Recovery planning is already under way to preserve the pocket of natural habitat in Queensland from threats such as fire and Feral Cats. Night Parrot is also vulnerable to poachers and destructive human disturbance, which is why the exact location of the rediscovered population cannot be revealed at present.
"This is a once-in-a-generation chance to recover this iconic, mysterious parrot, to protect its habitat and to do the research overseen by independent scientists that will bring new knowledge about the Night Parrot's current situation and its future," said Gerard O'Neill, CEO of Bush Heritage Australia.
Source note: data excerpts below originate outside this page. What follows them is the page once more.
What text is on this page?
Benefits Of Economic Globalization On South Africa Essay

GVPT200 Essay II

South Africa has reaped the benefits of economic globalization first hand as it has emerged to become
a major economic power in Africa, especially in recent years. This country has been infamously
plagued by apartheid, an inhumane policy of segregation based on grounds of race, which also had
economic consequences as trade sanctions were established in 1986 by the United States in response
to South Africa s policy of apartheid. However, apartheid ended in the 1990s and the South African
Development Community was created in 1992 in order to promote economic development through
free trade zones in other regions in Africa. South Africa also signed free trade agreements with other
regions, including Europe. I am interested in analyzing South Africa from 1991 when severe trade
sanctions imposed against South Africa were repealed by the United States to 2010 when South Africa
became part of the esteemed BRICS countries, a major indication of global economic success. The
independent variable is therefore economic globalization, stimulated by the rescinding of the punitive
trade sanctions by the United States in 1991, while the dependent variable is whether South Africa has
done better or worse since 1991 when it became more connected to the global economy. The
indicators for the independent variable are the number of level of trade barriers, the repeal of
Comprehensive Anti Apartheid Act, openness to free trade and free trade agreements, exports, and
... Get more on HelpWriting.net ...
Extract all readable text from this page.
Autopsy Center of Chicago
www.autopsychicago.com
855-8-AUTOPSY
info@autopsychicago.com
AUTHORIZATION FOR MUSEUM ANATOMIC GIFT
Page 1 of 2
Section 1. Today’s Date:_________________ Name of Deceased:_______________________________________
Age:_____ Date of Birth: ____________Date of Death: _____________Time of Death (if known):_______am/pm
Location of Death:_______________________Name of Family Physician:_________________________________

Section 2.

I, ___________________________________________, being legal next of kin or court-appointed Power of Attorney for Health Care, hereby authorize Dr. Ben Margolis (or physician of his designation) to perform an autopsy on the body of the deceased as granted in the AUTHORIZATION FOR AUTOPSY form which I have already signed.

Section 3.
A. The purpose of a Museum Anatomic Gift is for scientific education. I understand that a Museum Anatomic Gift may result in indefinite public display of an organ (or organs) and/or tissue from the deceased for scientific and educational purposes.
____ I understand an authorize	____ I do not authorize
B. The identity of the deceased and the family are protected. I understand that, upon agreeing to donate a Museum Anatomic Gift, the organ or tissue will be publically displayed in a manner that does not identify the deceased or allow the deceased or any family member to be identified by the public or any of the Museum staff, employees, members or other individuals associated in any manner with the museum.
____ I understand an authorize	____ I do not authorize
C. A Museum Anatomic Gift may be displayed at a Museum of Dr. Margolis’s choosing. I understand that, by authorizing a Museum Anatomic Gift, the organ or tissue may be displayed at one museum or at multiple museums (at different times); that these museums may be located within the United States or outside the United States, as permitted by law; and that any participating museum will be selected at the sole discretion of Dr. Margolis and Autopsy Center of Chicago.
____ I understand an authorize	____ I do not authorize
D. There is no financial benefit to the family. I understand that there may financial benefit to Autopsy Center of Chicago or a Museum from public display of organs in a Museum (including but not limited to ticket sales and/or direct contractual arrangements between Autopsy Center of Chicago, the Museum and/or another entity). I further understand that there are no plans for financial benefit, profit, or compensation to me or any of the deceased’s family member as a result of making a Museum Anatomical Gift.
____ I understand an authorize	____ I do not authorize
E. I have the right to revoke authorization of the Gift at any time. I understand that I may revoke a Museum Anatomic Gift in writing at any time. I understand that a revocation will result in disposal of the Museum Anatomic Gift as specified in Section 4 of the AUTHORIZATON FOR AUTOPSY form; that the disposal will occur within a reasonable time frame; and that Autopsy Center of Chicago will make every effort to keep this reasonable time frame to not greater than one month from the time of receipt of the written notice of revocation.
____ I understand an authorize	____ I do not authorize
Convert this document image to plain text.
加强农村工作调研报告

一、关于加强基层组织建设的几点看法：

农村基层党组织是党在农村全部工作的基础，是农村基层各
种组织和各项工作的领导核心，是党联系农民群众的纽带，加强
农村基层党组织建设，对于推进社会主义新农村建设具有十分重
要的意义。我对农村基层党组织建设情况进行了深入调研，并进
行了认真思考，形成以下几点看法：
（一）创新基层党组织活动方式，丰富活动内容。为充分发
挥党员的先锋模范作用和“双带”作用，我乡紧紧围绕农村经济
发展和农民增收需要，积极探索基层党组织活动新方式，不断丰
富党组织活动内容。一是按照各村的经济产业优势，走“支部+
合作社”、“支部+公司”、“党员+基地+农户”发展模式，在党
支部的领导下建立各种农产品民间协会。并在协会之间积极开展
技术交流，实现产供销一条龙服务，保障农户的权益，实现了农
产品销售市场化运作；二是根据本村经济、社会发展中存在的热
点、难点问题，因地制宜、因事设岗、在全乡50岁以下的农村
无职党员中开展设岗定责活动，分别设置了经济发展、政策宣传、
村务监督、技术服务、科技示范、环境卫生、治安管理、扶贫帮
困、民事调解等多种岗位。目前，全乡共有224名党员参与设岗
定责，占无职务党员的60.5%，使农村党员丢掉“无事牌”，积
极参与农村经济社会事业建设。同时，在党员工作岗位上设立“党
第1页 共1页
First described in 1845, Night Parrot was once widespread in arid and semi-arid Australia, but declined sharply after the 1880s with the expansion of pastoralism and the arrival of Feral Cats and Foxes. The green- and gold-feathered largely nocturnal and terrestrial parrot species was recently named one of the 10 priority bird species in the federal government's Threatened Species Strategy. It is still not known exactly how many are left. The elusive psittacid is described by the Smithsonian Institution as one of the planet's most secretive birds. The last living specimen was collected in Western Australia in 1912, after which it vanished for more than 100 years, though two corpses have been found this century, most recently in 2006.
"Bush Heritage is working closely with Steve Murphy, Australia's foremost expert on the Night Parrot, to map its habitat, learn about its life cycle, identify threats and put conservation planning in place to increase the bird's chances of survival," says Rob Murphy, Bush Heritage's Executive Manager, North. "This is a really critical time for this special bird that still could be lost forever if we don't act now," Mr O'Neill added.